June 24, 2008 — Many Malians are unaware that 344 elephants live in Gourma, a southern Niger River region in the northern part of Mali.
Lake Gossi is visible from National Road 16 in Gourma. It is an important permanent water source once used by hundreds of elephants. Because of increasing human activity, the lake is now used by only a few male elephants.
As part of a recent visit by the World Bank to Gourma, I had the opportunity, along with a number of colleagues, to observe the Gourma elephants in an area near the village of Inadiatafane. According to the inhabitants of the village, some elephants enter the village at night to eat tree leaves. They also have been known to destroy village property.
Very early on the day following our arrival we encountered a herd of about forty elephants gathered together on a sand dune. Heeding the advice of PCVBGE project officials, we maintained a safe distance, facing the wind in order to prevent the animals from picking up our scent. We observed the herd in silence.
It was a remarkable sight.

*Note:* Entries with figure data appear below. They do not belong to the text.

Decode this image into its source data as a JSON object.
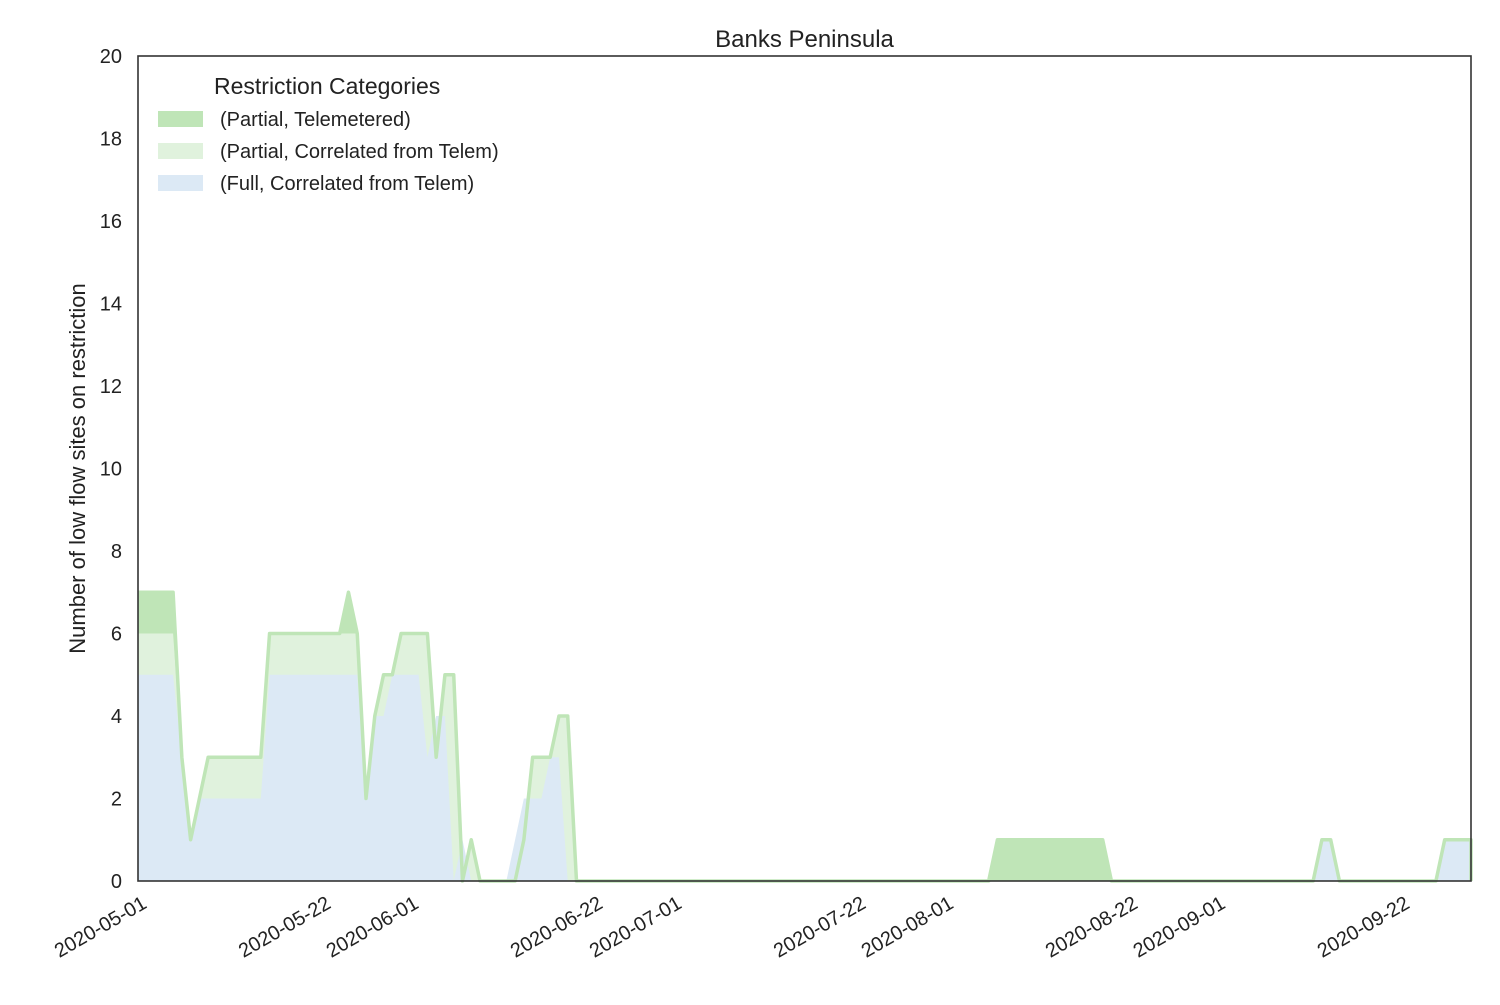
{
  "chart_data": {
    "type": "area",
    "stacked": true,
    "title": "Banks Peninsula",
    "xlabel": "",
    "ylabel": "Number of low flow sites on restriction",
    "ylim": [
      0,
      20
    ],
    "yticks": [
      0,
      2,
      4,
      6,
      8,
      10,
      12,
      14,
      16,
      18,
      20
    ],
    "xlim": [
      "2020-05-01",
      "2020-09-30"
    ],
    "xticks": [
      "2020-05-01",
      "2020-05-22",
      "2020-06-01",
      "2020-06-22",
      "2020-07-01",
      "2020-07-22",
      "2020-08-01",
      "2020-08-22",
      "2020-09-01",
      "2020-09-22"
    ],
    "grid": false,
    "legend": {
      "title": "Restriction Categories",
      "placement": "top-left"
    },
    "colors": {
      "partial_telemetered": "#bfe5b7",
      "partial_correlated": "#e0f2dd",
      "full_correlated": "#dce9f5",
      "outline": "#bfe5b7"
    },
    "series": [
      {
        "name": "(Full, Correlated from Telem)",
        "color": "#dce9f5",
        "points": [
          [
            "2020-05-01",
            5
          ],
          [
            "2020-05-05",
            5
          ],
          [
            "2020-05-06",
            3
          ],
          [
            "2020-05-07",
            1
          ],
          [
            "2020-05-08",
            2
          ],
          [
            "2020-05-09",
            2
          ],
          [
            "2020-05-15",
            2
          ],
          [
            "2020-05-16",
            5
          ],
          [
            "2020-05-24",
            5
          ],
          [
            "2020-05-25",
            5
          ],
          [
            "2020-05-26",
            5
          ],
          [
            "2020-05-27",
            2
          ],
          [
            "2020-05-28",
            4
          ],
          [
            "2020-05-29",
            4
          ],
          [
            "2020-05-30",
            5
          ],
          [
            "2020-06-02",
            5
          ],
          [
            "2020-06-03",
            3
          ],
          [
            "2020-06-04",
            4
          ],
          [
            "2020-06-05",
            4
          ],
          [
            "2020-06-06",
            0
          ],
          [
            "2020-06-07",
            1
          ],
          [
            "2020-06-08",
            0
          ],
          [
            "2020-06-12",
            0
          ],
          [
            "2020-06-13",
            1
          ],
          [
            "2020-06-14",
            2
          ],
          [
            "2020-06-16",
            2
          ],
          [
            "2020-06-17",
            3
          ],
          [
            "2020-06-18",
            3
          ],
          [
            "2020-06-19",
            0
          ],
          [
            "2020-09-12",
            0
          ],
          [
            "2020-09-13",
            1
          ],
          [
            "2020-09-14",
            1
          ],
          [
            "2020-09-15",
            0
          ],
          [
            "2020-09-26",
            0
          ],
          [
            "2020-09-27",
            1
          ],
          [
            "2020-09-30",
            1
          ],
          [
            "2020-09-30",
            0
          ]
        ]
      },
      {
        "name": "(Partial, Correlated from Telem)",
        "color": "#e0f2dd",
        "points": [
          [
            "2020-05-01",
            6
          ],
          [
            "2020-05-05",
            6
          ],
          [
            "2020-05-06",
            3
          ],
          [
            "2020-05-07",
            1
          ],
          [
            "2020-05-08",
            2
          ],
          [
            "2020-05-09",
            3
          ],
          [
            "2020-05-15",
            3
          ],
          [
            "2020-05-16",
            6
          ],
          [
            "2020-05-24",
            6
          ],
          [
            "2020-05-25",
            6
          ],
          [
            "2020-05-26",
            6
          ],
          [
            "2020-05-27",
            2
          ],
          [
            "2020-05-28",
            4
          ],
          [
            "2020-05-29",
            5
          ],
          [
            "2020-05-30",
            5
          ],
          [
            "2020-05-31",
            6
          ],
          [
            "2020-06-03",
            6
          ],
          [
            "2020-06-04",
            3
          ],
          [
            "2020-06-05",
            5
          ],
          [
            "2020-06-06",
            5
          ],
          [
            "2020-06-07",
            0
          ],
          [
            "2020-06-08",
            1
          ],
          [
            "2020-06-09",
            0
          ],
          [
            "2020-06-13",
            0
          ],
          [
            "2020-06-14",
            1
          ],
          [
            "2020-06-15",
            3
          ],
          [
            "2020-06-17",
            3
          ],
          [
            "2020-06-18",
            4
          ],
          [
            "2020-06-19",
            4
          ],
          [
            "2020-06-20",
            0
          ],
          [
            "2020-09-12",
            0
          ],
          [
            "2020-09-13",
            1
          ],
          [
            "2020-09-14",
            1
          ],
          [
            "2020-09-15",
            0
          ],
          [
            "2020-09-26",
            0
          ],
          [
            "2020-09-27",
            1
          ],
          [
            "2020-09-30",
            1
          ],
          [
            "2020-09-30",
            0
          ]
        ]
      },
      {
        "name": "(Partial, Telemetered)",
        "color": "#bfe5b7",
        "points": [
          [
            "2020-05-01",
            7
          ],
          [
            "2020-05-05",
            7
          ],
          [
            "2020-05-06",
            3
          ],
          [
            "2020-05-07",
            1
          ],
          [
            "2020-05-08",
            2
          ],
          [
            "2020-05-09",
            3
          ],
          [
            "2020-05-15",
            3
          ],
          [
            "2020-05-16",
            6
          ],
          [
            "2020-05-24",
            6
          ],
          [
            "2020-05-25",
            7
          ],
          [
            "2020-05-26",
            6
          ],
          [
            "2020-05-27",
            2
          ],
          [
            "2020-05-28",
            4
          ],
          [
            "2020-05-29",
            5
          ],
          [
            "2020-05-30",
            5
          ],
          [
            "2020-05-31",
            6
          ],
          [
            "2020-06-03",
            6
          ],
          [
            "2020-06-04",
            3
          ],
          [
            "2020-06-05",
            5
          ],
          [
            "2020-06-06",
            5
          ],
          [
            "2020-06-07",
            0
          ],
          [
            "2020-06-08",
            1
          ],
          [
            "2020-06-09",
            0
          ],
          [
            "2020-06-13",
            0
          ],
          [
            "2020-06-14",
            1
          ],
          [
            "2020-06-15",
            3
          ],
          [
            "2020-06-17",
            3
          ],
          [
            "2020-06-18",
            4
          ],
          [
            "2020-06-19",
            4
          ],
          [
            "2020-06-20",
            0
          ],
          [
            "2020-08-06",
            0
          ],
          [
            "2020-08-07",
            1
          ],
          [
            "2020-08-19",
            1
          ],
          [
            "2020-08-20",
            0
          ],
          [
            "2020-09-12",
            0
          ],
          [
            "2020-09-13",
            1
          ],
          [
            "2020-09-14",
            1
          ],
          [
            "2020-09-15",
            0
          ],
          [
            "2020-09-26",
            0
          ],
          [
            "2020-09-27",
            1
          ],
          [
            "2020-09-30",
            1
          ],
          [
            "2020-09-30",
            0
          ]
        ]
      }
    ]
  }
}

These mastodons, who consume several metric tons of food, are forced by the bareness of the surrounding environment to eat tree leaves, prickly shrubs and deadwood.
The elephants share the same desert area with the residents of the region and, according to the Gourma Biodiversity Conservation Project (PCVBGE), a Malian government project funded by the World Bank, may soon perish.Pachyderms once occupied the entire Malian territory, but in recent years have been forced by an increasing human population into Gourma, where food and water is scarce. With the exception of a few others, the Gourma elephants are the only ones left in Mali.
To save themselves, each year the Gourma elephants embark on a 600-kilometer journey that is their annual migration. They move south, avoiding populated areas, along watercourses and thickets that provide shade and cover. Toward the end of the dry season the elephants converge on Banzena, an area in the south of Gourma. When the rains begin, the elephants continue south in search of food, trekking through the Porte des elephants hills, the last remaining pass not blocked by human settlement. Along the way, the elephants stop in Hamniganda, near the Burkina Faso border, to take advantage of the vast salt marshes. They then return north.
Despite the elephants’ efforts to save themselves, without intervention they will die from lack of water and food.
The Gourma Biodiversity Conservation Project is hoping to save the elephants by promoting coexistence between the animals, nature and their human neighbors in an area where resources are scarce.
Launched in 2005, and funded for a six-year period, the project covers three administrative regions in Mali (Mopti, Tombouctou and Gao) and 18 communes.
The group works in four key areas:
The establishment and effective management of conservation areas by the Conservation Area Management Associations (OGACs);
the improvement of the capacities of beneficiary communes to plan and manage biological resources in their own development programs;
the coordination by these communes to plan and better organize management of their land and biological resources; and
the ability of public institutions to provide advice to and help the communes and communities to manage their biological resources.
So far, PCVBGE has been able to establish conservation areas on seven sites; launch a biodiversity awareness campaign on local radio in the six languages spoken in Gourma; and conduct an elephant survey in the local community.
The local residents, who have embraced the project, say resources are needed to continue.
"While biodiversity conservation and development go hand in hand, development can only take place with funded local initiatives," said the Mayor of Douentza, a town in Gourma.